Gothic Punch & Judy [FringeTIX]
Professor Haig @ Puppet Palace
10:00pm, Fri 20 Feb 2009
There’s a fair old crowd for opening night at the Puppet Palace – maybe 25-30 people all up, including (presumably) the chap who wrote this review, which appears to be pretty thorough. I don’t know why I bother, really. Apart from generally better spelling, obviously.
So we start late, eventually filing into the Palace to find the Punch & Judy booth front-and-centre. There’s another such booth to the right, which my companion reliably informed me was more of Tudor origins than gothic. No matter; Professor Haig addresses the crowd prior to the performance, explaining that this production was based on the “original” (well, circa 19th Century, anyway) script – and as such, resurrected some of the more politically incorrect aspects of the story.

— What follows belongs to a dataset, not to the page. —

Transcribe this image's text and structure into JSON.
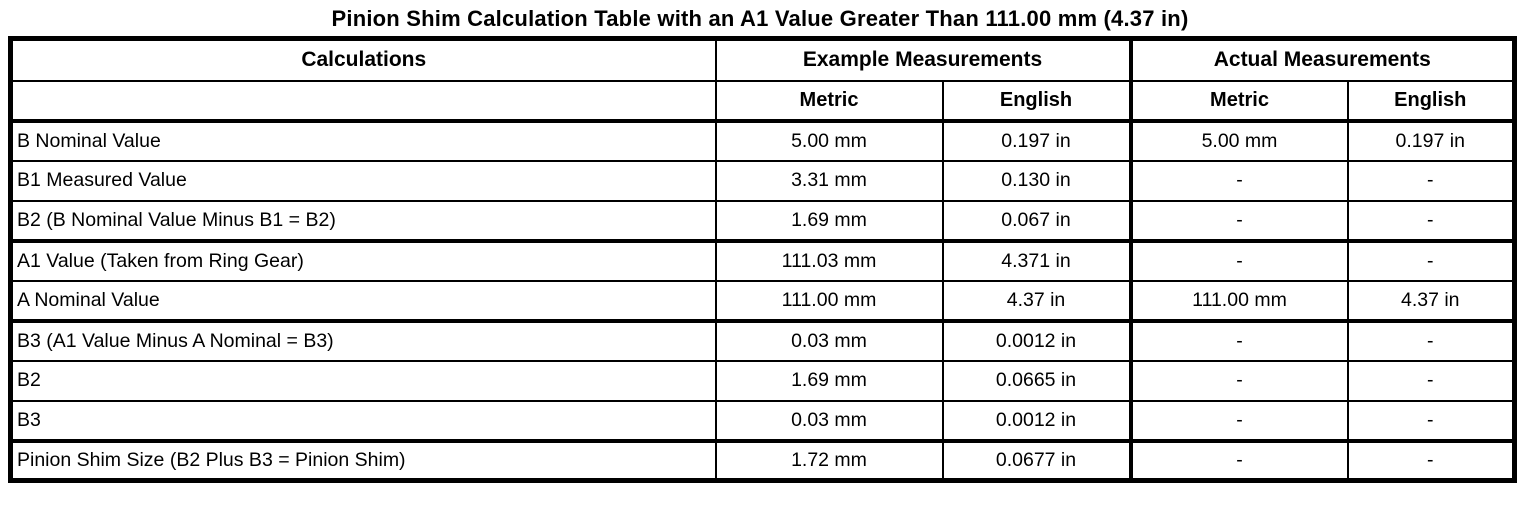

Now, this was my first ever Punch & Judy show – so I was somewhat surprised to see what an utter prick Punch is. And violent, too – for some reason, I kept getting flashbacks to A Clockwork Orange‘s idea of ultraviolence, so heavy-handed and brutal were Mr Punch’s attacks on his wife, the policeman, the hangman, and the Devil. Especially the Devil – there was some serious beating going on there. But, as befitting the “adults only” tag affixed to this show, there was also more than a hint of sex early on; but it’s the violence that lingers, with the loud cracking of Punch’s whacking stick on the other character’s wooden heads being particularly memorable.
True, Professor Haig’s swazzle for Punch’s voice got grating after awhile, and the story… well, there’s not much resolution there, really. Complete bastard does shitty things and gets away with it. A morality play for our times, I guess. But Gothic Punch & Judy comes recommended; a decent performance, short and sweet, more a quality palate cleanser than a main course.